Most important, however, has been the unrelenting patience and support of Mariana. To her and Bastian, who make it all worthwhile, I dedicate this book.
About the reviewers
Prem Jebaseelan has about 20 years of experience in handling different financial data and enjoys the challenge of organizing, storing, retrieving, and analyzing large volumes of data. Prem has designed and implemented several enterprise-level solutions for front office trading strategies, middle office, and back office applications for funds, and has good experience in applying machine learning and AI-based solutions. Prem has an engineering degree.
Prem is currently the co-founder and CEO of Zentropy Technologies, a fintech company that specializes in creating machine learning based solutions in the financial domain. Prior to this, Prem worked in one of the leading hedge funds as a technology solutions provider.

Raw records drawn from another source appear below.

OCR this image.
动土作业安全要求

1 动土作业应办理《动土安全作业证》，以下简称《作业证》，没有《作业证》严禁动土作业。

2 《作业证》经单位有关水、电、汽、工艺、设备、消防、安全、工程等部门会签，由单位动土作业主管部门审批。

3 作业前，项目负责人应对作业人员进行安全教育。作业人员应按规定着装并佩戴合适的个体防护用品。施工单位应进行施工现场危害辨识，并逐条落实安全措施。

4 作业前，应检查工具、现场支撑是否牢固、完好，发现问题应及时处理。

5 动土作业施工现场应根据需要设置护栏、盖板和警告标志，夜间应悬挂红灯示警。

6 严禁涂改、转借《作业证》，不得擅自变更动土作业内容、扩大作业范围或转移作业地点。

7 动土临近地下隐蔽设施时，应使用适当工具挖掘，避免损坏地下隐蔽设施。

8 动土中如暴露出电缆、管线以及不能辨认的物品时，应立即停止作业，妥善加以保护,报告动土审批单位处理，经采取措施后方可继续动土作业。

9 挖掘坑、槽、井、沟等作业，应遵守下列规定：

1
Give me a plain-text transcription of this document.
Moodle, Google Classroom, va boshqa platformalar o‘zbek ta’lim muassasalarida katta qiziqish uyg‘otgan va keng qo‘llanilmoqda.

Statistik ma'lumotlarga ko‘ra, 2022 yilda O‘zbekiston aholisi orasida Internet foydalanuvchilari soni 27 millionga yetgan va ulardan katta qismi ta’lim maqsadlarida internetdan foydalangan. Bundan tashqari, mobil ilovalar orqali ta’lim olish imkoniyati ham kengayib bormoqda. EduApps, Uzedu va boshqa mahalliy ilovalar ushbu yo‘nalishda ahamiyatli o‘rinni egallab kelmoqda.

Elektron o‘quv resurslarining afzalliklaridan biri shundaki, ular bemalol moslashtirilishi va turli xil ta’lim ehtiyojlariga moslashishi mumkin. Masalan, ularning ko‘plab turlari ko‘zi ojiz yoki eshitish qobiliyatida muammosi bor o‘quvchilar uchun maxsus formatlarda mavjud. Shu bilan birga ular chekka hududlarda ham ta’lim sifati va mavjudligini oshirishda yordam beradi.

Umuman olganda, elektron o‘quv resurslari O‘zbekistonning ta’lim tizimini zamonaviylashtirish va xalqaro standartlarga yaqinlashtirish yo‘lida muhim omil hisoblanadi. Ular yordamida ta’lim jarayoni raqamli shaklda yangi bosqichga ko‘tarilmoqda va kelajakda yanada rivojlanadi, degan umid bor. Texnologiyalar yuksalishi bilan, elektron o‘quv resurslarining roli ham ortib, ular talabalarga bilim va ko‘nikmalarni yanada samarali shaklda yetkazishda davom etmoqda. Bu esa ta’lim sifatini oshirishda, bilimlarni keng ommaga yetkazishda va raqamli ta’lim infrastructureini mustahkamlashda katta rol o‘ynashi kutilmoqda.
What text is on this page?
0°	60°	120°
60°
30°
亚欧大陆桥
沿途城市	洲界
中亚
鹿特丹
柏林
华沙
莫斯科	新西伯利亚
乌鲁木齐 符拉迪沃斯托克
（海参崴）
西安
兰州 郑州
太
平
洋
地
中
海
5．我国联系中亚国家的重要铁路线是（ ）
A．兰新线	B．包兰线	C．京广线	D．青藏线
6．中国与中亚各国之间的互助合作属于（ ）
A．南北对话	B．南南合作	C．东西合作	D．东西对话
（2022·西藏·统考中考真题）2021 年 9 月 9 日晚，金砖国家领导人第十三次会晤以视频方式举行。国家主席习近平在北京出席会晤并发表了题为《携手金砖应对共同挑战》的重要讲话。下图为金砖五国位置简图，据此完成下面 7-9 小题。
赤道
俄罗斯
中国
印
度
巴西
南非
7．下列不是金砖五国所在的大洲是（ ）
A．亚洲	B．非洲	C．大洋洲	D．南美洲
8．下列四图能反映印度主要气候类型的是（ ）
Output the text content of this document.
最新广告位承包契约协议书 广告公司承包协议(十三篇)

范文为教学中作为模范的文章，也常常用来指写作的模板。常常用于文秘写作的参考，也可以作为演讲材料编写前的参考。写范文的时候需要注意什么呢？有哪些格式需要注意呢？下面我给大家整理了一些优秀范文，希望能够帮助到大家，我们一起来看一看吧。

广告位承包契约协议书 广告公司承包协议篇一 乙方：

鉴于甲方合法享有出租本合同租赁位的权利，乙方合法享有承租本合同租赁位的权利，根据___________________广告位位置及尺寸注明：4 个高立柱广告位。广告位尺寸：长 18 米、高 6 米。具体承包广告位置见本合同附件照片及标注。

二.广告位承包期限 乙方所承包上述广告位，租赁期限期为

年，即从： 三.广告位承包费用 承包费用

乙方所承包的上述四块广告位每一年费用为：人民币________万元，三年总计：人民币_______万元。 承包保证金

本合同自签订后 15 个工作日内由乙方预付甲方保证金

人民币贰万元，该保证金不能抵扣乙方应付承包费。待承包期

I would like to thank all my previous employers who have helped me in developing real-world solutions that bring technology and finance together. I would specifically like to thank Dr Yves Hilpisch for our work together in the application of machine learning to real-world trading strategies.
Ramanathan Ramakrishnamoorthy is one of the co founders and directors at Zentropy Technologies. Ramanathan started his professional career with a leading hedge fund and in his latest position, he worked as a project manager responsible for building tools and technologies required by the middle and back office. At Zentropy, Ramanathan is primarily responsible for better understanding project requirements and converting them to technical specs. alongside executing them. Having a keen eye for subtle data patterns, Ramanathan also has a good understanding of the machine learning and data science domain, particularly with expertise in the time series analysis domain. Ramanathan's experience has primarily been around building trading systems, quant warehouses, and backtesting engines for capital markets.
Ramanathan is also an active core group member in the Hyderabad Python group. He leads some of the most important activities of the community, like organizing conferences, monthly meetups, and conducting Python sessions at colleges.
Preface
If you are reading this, you are probably aware that machine learning (ML) has become a strategic capability in many industries, including the investment industry. The explosion of digital data closely related to the rise of ML is having a particularly powerful impact on investing, which already has a long history of using sophisticated models to process information. These trends are enabling novel approaches to quantitative investment and are boosting the demand for the application of data science to both discretionary and algorithmic trading strategies.